There is a lot to like about Oklahoma when it comes to low cost of living. Kiplinger named the state's capital, Oklahoma City, one of America's most affordable cities. The overall cost of living index for the Sooner State as a whole is 88.6, and with ample land for development, its housing index registers at 76.7—one of the lowest scores in the country. The average house price is $114,800, while rent for a two-bedroom apartment averages $740.
In 2019, U.S. News & World Report's list of the 20 Best Affordable Places to Live in the U.S. named Fayetteville, Arkansas, as the nation's fourth best place to live. And according to the National Low Income Housing Coalition, Arkansas was the most affordable state to live in for people making the minimum wage in 2019.
The state's 88.5 overall cost of living index was bolstered by low housing (77.7), health care (87.8), and transportation (89.1) scores. And speaking of transportation, Arkansas boasts some of the lowest commuting times in the U.S. On the other hand, walkability is an issue, so you will need that vehicle.
There is a lot to like about Michigan, the third-cheapest state (88.2) in which to live. With two peninsulas jutting into the Great Lakes and 11,000 inland lakes, the Wolverine State boasts more miles of freshwater shoreline than any other U.S. state.
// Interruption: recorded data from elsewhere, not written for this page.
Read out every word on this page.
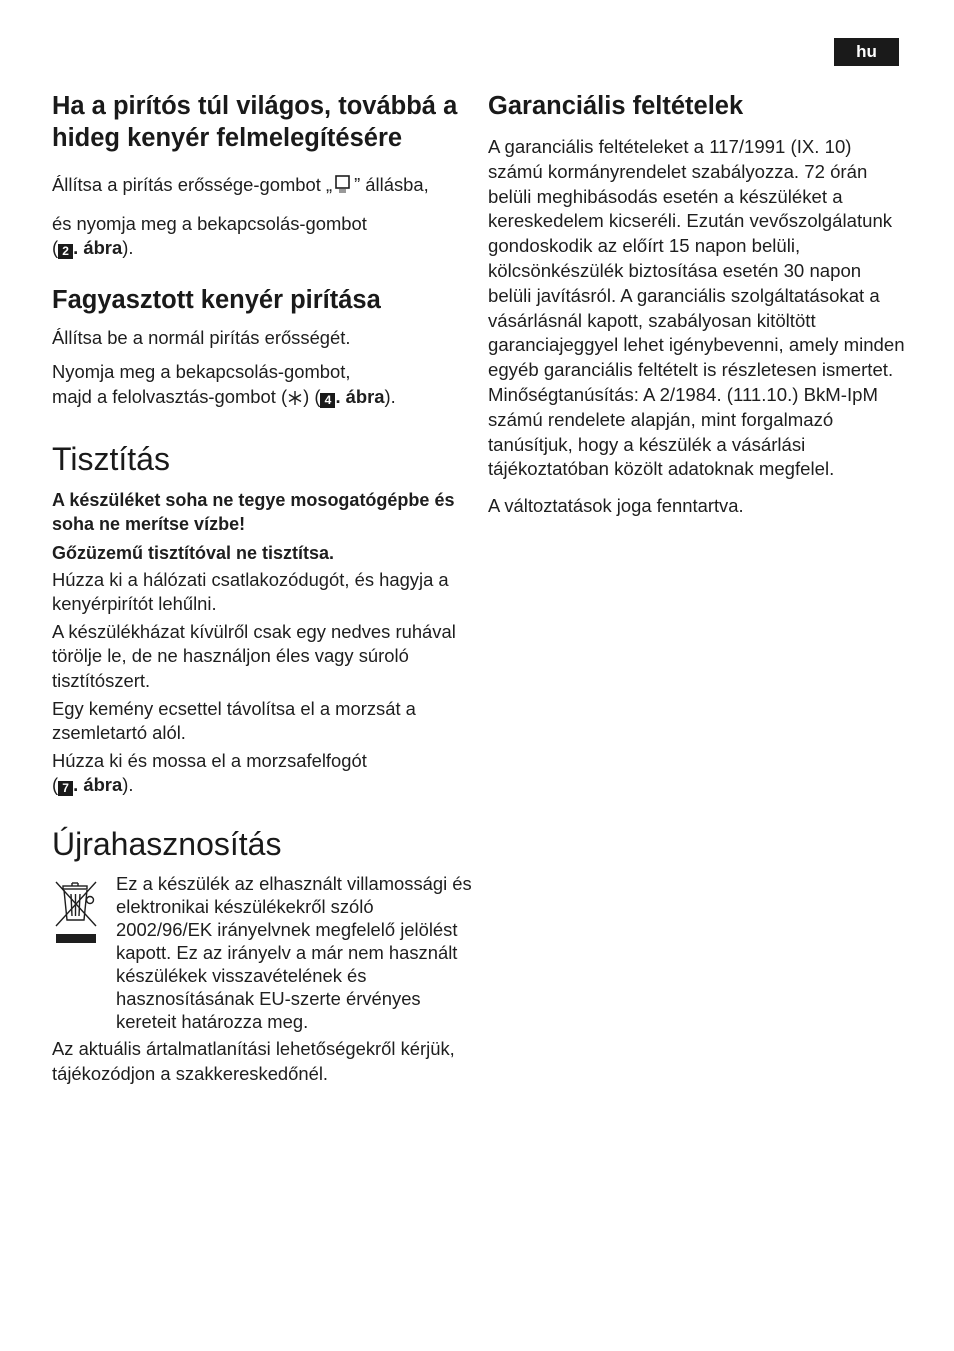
hu
Ha a pirítós túl világos, továbbá a hideg kenyér felmelegítésére

Állítsa a pirítás erőssége-gombot „ ” állásba,

és nyomja meg a bekapcsolás-gombot
( 2 . ábra).

Fagyasztott kenyér pirítása

Állítsa be a normál pirítás erősségét.

Nyomja meg a bekapcsolás-gombot,
majd a felolvasztás-gombot ( ) ( 4 . ábra).

Tisztítás

A készüléket soha ne tegye mosogatógépbe és soha ne merítse vízbe!

Gőzüzemű tisztítóval ne tisztítsa.

Húzza ki a hálózati csatlakozódugót, és hagyja a kenyérpirítót lehűlni.

A készülékházat kívülről csak egy nedves ruhával törölje le, de ne használjon éles vagy súroló tisztítószert.

Egy kemény ecsettel távolítsa el a morzsát a zsemletartó alól.

Húzza ki és mossa el a morzsafelfogót
( 7 . ábra).

Újrahasznosítás

Ez a készülék az elhasznált villamossági és elektronikai készülékekről szóló 2002/96/EK irányelvnek megfelelő jelölést kapott. Ez az irányelv a már nem használt készülékek visszavételének és hasznosításának EU-szerte érvényes kereteit határozza meg.

Az aktuális ártalmatlanítási lehetőségekről kérjük, tájékozódjon a szakkereskedőnél.

Garanciális feltételek

A garanciális feltételeket a 117/1991 (IX. 10) számú kormányrendelet szabályozza. 72 órán belüli meghibásodás esetén a készüléket a kereskedelem kicseréli. Ezután vevőszolgálatunk gondoskodik az előírt 15 napon belüli, kölcsönkészülék biztosítása esetén 30 napon belüli javításról. A garanciális szolgáltatásokat a vásárlásnál kapott, szabályosan kitöltött garanciajeggyel lehet igénybevenni, amely minden egyéb garanciális feltételt is részletesen ismertet. Minőségtanúsítás: A 2/1984. (111.10.) BkM-IpM számú rendelete alapján, mint forgalmazó tanúsítjuk, hogy a készülék a vásárlási tájékoztatóban közölt adatoknak megfelel.

A változtatások joga fenntartva.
It also has about 150 commercial wineries and more than 350 breweries.
Michigan's housing index is 77.1, with the average price for a house at $147,900. For a two-bedroom apartment, the average monthly rent is $802. Grocery (89.6) and health care (93.3) scores also contribute to the state's affordability.
With an overall cost of living index of 87.9, Indiana is the second-best place to live affordably in the U.S. And while smaller towns and cities typically provide a cheaper lifestyle than big cities in many states, Indianapolis, Indiana's capital city, is one of the most affordable cities in the country, with an overall index of 89. Indiana's 75.8 housing index score is the country's second lowest. The average price for a house in the Hoosier State is $139,900, while $764 is the average monthly rent for a two-bedroom apartment.
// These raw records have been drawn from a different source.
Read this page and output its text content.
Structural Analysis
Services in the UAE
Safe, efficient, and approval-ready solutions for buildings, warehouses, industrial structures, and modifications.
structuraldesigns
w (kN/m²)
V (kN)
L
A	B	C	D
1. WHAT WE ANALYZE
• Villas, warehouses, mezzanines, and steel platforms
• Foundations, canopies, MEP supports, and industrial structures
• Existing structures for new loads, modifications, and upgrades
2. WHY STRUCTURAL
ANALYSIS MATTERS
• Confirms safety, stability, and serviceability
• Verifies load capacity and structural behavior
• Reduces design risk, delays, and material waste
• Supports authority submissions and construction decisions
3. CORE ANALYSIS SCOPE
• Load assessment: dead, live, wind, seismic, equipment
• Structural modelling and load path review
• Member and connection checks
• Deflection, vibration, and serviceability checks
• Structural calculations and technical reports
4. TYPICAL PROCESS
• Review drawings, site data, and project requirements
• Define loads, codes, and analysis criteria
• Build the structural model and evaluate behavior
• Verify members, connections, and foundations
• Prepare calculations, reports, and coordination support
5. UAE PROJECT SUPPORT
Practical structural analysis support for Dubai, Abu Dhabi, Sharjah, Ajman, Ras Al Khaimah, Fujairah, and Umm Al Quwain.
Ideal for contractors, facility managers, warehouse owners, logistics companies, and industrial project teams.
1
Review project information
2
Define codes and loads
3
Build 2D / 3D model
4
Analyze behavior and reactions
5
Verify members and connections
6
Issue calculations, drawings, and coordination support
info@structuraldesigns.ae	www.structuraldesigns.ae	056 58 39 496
The grocery (92.4) and utilities (91.1) indexes also contribute to the state's affordability. Its cheap energy is on the wane, however, as Indiana shifts electricity production away from coal, the predominant source in the past, toward natural gas.
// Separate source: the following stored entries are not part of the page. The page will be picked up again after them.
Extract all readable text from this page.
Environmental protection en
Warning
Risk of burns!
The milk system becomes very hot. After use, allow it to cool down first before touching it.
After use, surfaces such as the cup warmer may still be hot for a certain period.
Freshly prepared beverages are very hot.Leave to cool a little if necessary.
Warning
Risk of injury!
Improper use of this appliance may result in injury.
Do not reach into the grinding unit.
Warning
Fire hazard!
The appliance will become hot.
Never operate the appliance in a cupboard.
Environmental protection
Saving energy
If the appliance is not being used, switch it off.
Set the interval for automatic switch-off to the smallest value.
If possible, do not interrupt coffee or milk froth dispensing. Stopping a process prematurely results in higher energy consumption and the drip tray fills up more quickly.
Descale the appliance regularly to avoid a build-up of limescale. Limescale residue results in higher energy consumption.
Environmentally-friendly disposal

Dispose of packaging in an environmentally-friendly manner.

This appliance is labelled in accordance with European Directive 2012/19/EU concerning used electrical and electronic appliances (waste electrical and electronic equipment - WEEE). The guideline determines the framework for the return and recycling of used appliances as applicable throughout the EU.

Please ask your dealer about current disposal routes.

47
Mississippi is the most affordable state in the U.S., with an overall cost of living index of 86. Housing (68.4) is the country's cheapest. The average home value in the Hospitality State is $112,000. The average monthly rent for a house is $1,050, and the average monthly rent for a two-bedroom apartment is $727, which is $300 less than the national average. The state also scores well for health care (89.9) and utilities (89.6).
When it comes to cost of living comparisons, there are other variables of course, such as differences between urban, suburban, and rural locations, as well as between premium districts and less popular locales. Some state rankings, such as the listing of best states to retire in, consider other factors in addition to the cost of living, such as crime rate, weather, and personal well-being. Knowing state cost of living rankings, however, can be a useful early step in your research on where to start a business or take up residence.